En effet, il passa le petit bout de l’ongle de son petit doigt sur les quatre bords du verre, et la glace se détacha comme si elle eût été coupée par le meilleur diamant de vitrier, et tout aussitôt Satan s’échappa par cette ouverture improvisée. Au même instant, Luizzi se rappela que ce n’était point pour écouter l’histoire de madame d’Arnetai qu’il avait emmené le Diable en voiture, il le rattrapa par la jambe ; mais celui-ci ne lui laissa que son soulier dans la main. Luizzi allait se désoler quand le Diable qui s’était accroché à la portière, passa la tête par la glace brisée.

– Rends-moi mon soulier, dit-il au baron.

– Dis-moi l’histoire de madame de Cerny.

– M. de Cerny a été un des plus beaux hommes de son temps, et l’un des plus libertins. Rends-moi mon soulier.

– L’histoire de madame de Cerny !

– M. de Cerny, ayant fait un voyage à Aix, mena une si joyeuse vie qu’il faillit en mourir, grâce à une jolie fille, fraîche de visage comme une rose. Rends-moi mon soulier !

– L’histoire de madame de Cerny, ou point de soulier !

– M. de Cerny, de retour après la longue maladie que lui avait inspirée la jeune fille, et corrigé de sa vie de débauche, rentra dans le monde et devint amoureux de mademoiselle Léonie d’Assimbret.

– Enfin nous y voilà ! Et mademoiselle d’Assimbret… ?

– M. de Cerny l’entoura de soins si particuliers, qu’il finit par la compromettre.

– Et Léonie… ?

– M. de Cerny fut sommé, par sa famille et celle de mademoiselle d’Assimbret, d’épouser mademoiselle Léonie.

– Mais elle… elle ? s’écria Luizzi avec impatience.

– M. de Cerny s’y refusa de toutes ses forces.

– Tu te moques de moi !

– M. de Cerny, touché cependant de l’immense fortune de mademoiselle d’Assimbret, finit par l’épouser.

– Très-bien ! Et depuis ce temps ?

– La première nuit de leurs noces…

– Satan, prends garde ! j’ai ma sonnette ! s’écria le baron.

– La première nuit de leurs noces, M. de Cerny s’approcha du lit de sa femme d’un air solennel…

– Elle l’avait trompé, peut-être ?

M. de Cerny lui tint un long discours, un discours d’une longueur démesurée, et, après mille circonlocutions, il lui dit toute la vérité.

– Quelle vérité ?

– Il lui apprit comment l’amoureuse maladie qu’il avait gagnée en un instant et qu’il avait faite durant six mois, l’avait rendu…

– Impuissant, peut-être ?

– C’est toi qui l’as dit ! repartit le Diable. M. de Cerny est impuissant, voilà toute l’histoire de madame de Cerny !
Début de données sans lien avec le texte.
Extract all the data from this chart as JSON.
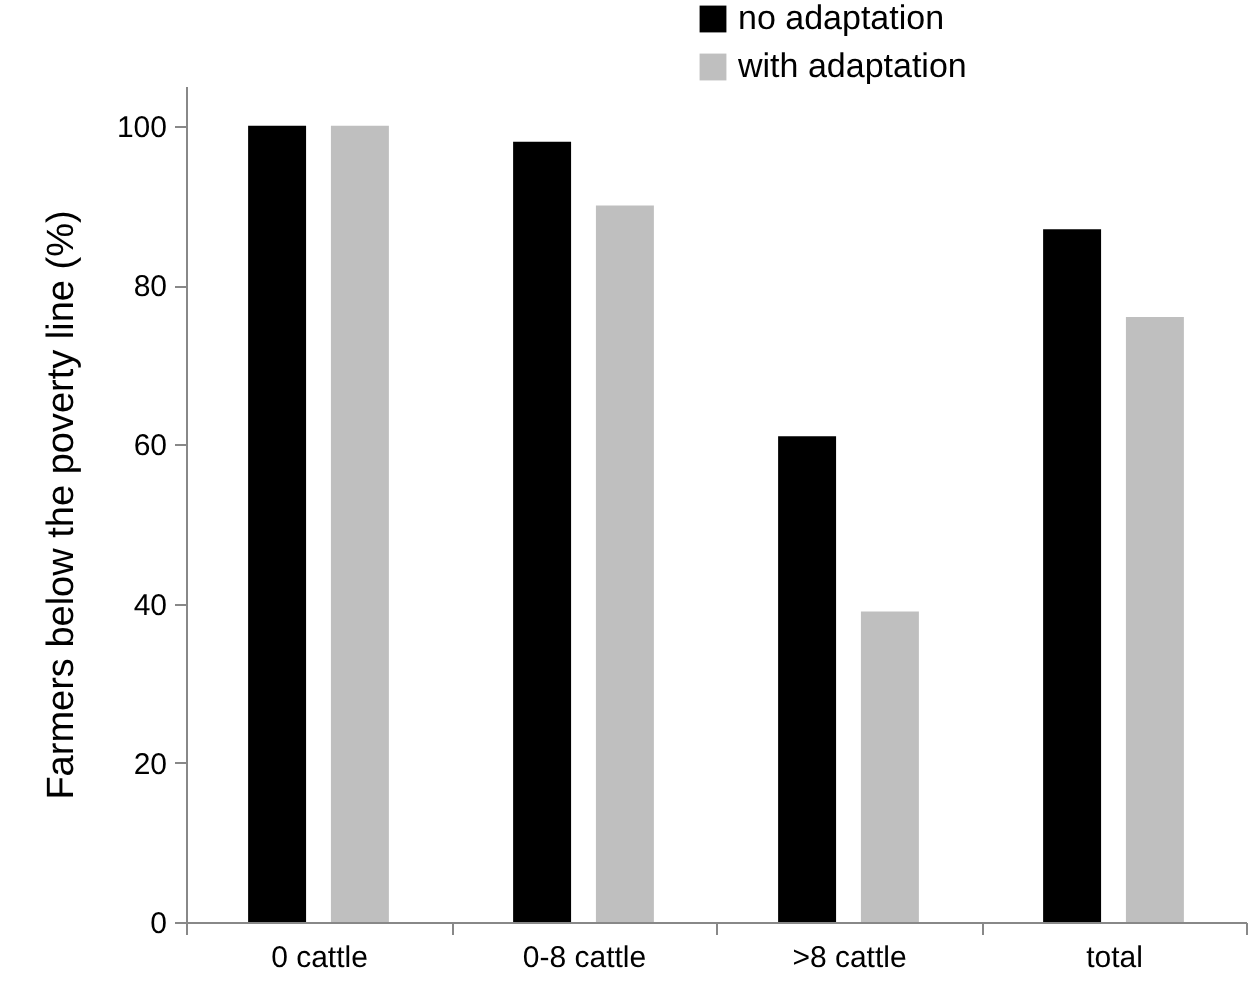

– Impuissant ! répéta Luizzi en se tordant de rire.

– Mon soulier, je t’en prie !

– Impuissant !

– Mon soulier, vite mon soulier ! car te voilà à la porte de madame de Cerny.
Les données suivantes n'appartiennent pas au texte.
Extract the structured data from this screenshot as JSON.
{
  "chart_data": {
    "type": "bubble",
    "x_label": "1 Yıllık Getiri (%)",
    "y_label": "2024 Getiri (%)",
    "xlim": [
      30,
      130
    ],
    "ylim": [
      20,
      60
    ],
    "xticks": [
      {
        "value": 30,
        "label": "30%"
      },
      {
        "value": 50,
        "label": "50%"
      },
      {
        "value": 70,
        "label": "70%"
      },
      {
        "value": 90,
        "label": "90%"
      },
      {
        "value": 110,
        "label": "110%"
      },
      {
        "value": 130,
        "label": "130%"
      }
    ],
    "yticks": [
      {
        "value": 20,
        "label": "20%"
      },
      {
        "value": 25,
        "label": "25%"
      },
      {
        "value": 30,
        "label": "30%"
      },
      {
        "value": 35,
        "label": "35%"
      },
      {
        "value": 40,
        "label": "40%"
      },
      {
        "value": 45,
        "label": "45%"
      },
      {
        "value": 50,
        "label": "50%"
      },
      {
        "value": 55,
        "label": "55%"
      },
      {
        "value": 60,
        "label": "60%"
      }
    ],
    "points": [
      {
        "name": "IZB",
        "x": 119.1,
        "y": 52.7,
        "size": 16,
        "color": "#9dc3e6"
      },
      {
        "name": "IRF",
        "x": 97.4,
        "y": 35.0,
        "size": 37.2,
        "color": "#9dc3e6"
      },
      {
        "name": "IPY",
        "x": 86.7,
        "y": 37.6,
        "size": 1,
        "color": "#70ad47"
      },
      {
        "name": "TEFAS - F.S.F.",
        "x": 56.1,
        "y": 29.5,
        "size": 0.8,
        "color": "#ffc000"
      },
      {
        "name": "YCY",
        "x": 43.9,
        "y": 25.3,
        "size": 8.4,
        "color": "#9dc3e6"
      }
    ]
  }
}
– Impuissant ! dit encore le baron en se rappelant sa réponse à madame de Cerny : Je puis vous rassurer sur les résultats des soins de M. de Cerny pour madame de Carin ! et en riant de la traduction bien naturelle qu’elle avait dû donner à cette affirmation.

– Mon soulier ! mon soulier ! répétait le Diable.

– Impuissant ! impuissant ! répétait le baron.